A seconda delle caratteristiche del paziente e della malattia (all’esame istologico), dopo l’intervento viene valutata la possibilità di un periodo di chemioterapia o radioterapia (adiuvanti, cioè effettuati dopo l’intervento).

Al termine degli eventuali trattamenti chemio- e radioterapici previsti, il paziente verrà sottoposto a una serie periodica di visite e di controlli strumentali ed ematologici per controllare gli effetti nel tempo delle terapie e per effettuare una diagnosi precoce di un’eventuale recidiva. La pianificazione dei controlli nel tempo viene chiamata follow-up e ha una durata di almeno 5 anni al termine dei quali si suppone che il rischio di recidiva di malattia diventi paragonabile a quello della popolazione generale.

Con il termine prognosi, si indicano i risultati a lungo termine a seguito del trattamento offerto al paziente; si tratta di dati statistici ricavati da diversi studi che osservano l’andamento della malattia in un numero cospicuo di pazienti. Spesso si esprimono le percentuali di sopravvivenza valutate a 5 e 10 anni dall’inizio del trattamento; ciò non significa che il paziente vivrà solo 5 o 10 anni, ma indica la percentuale di pazienti che, nell’ambito di studi condotti su grandi numeri, sono risultati vivi dopo 5 o 10 anni dalla terapia. E’ importante ricordare che queste statistiche sono indicative: nessun medico è in grado di definire esattamente quale sarà l’esito della cura in un singolo paziente o quantificarne la sopravvivenza.

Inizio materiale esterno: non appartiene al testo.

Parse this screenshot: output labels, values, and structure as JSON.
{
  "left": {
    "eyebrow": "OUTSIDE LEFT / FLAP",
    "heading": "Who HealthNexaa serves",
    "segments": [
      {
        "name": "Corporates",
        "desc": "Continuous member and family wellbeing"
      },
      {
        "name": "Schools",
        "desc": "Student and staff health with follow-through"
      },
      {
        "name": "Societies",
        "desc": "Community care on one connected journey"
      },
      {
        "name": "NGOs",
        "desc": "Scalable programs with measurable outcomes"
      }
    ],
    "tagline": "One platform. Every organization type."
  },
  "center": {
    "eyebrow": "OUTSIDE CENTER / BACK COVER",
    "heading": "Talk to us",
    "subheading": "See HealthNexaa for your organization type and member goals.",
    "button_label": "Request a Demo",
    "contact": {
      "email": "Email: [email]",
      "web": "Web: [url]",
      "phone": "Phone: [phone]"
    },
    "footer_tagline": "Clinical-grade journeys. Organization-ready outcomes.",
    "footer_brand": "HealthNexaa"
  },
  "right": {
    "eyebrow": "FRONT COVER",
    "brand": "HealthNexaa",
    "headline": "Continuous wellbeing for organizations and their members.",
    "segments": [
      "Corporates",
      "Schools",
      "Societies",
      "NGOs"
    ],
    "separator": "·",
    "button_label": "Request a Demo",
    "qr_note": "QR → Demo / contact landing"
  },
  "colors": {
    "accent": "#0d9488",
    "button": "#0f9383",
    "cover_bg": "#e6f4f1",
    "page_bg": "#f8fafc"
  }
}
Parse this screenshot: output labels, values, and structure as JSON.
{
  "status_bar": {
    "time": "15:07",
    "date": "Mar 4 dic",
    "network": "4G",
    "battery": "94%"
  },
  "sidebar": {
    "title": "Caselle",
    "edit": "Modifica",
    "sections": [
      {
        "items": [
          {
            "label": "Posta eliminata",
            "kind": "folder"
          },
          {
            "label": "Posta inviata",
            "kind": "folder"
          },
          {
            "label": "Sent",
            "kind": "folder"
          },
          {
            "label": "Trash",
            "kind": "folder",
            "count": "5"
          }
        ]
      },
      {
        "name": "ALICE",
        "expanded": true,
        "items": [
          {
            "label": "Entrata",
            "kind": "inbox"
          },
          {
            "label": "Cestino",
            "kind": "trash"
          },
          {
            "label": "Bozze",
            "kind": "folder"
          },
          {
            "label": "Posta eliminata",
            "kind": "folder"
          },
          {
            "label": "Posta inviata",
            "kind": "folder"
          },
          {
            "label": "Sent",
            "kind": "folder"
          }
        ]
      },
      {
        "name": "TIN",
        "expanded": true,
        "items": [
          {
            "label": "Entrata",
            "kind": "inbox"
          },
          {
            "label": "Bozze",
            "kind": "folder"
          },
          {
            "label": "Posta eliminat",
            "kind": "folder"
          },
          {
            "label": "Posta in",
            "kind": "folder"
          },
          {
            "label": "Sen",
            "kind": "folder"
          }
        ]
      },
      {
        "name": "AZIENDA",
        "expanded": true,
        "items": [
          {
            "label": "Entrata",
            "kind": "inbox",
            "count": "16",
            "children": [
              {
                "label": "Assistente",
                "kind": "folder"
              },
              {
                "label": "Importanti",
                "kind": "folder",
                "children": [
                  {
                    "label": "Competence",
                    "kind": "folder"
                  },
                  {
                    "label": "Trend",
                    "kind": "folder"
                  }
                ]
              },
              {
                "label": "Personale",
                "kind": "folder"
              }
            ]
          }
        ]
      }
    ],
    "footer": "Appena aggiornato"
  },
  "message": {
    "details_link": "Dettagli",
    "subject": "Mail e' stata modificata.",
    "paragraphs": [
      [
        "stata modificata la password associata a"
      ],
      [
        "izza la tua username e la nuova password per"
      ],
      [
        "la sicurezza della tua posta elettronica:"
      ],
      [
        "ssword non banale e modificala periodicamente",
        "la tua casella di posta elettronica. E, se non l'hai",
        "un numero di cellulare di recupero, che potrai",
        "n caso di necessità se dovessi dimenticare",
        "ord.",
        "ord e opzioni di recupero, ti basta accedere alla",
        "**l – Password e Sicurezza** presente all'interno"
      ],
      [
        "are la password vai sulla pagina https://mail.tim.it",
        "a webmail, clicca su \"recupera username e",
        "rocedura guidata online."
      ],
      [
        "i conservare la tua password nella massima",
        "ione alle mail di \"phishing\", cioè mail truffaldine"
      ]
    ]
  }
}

Nel colangiocarcinoma, la prognosi dipende da: stato dei margini di resezione (migliore quando negativi); interessamento linfonodale (migliore in assenza di coinvolgimento linfonodale); variante istologica (migliore per i papillari); grado di differenziazione (migliore per i più differenziati); presenza di metastasi. 
Purtroppo, la maggior parte dei pazienti affetti da colangiocarcinoma ha una prognosi sfavorevole, soprattutto perché buona parte di loro si presenta già al momento della diagnosi con una malattia avanzata; solo il 20-30% risulta candidabile all’intervento chirurgico, che rappresenta, come detto, l’unica possibilità di cura per questo tumore.

Nei colangiocarcinomi extraepatici le percentuali di sopravvivenza a 5 anni variano dal 15-20% al 42% per i tumori localizzati e resecabili, mentre non superano l’1% per quelli metastatici.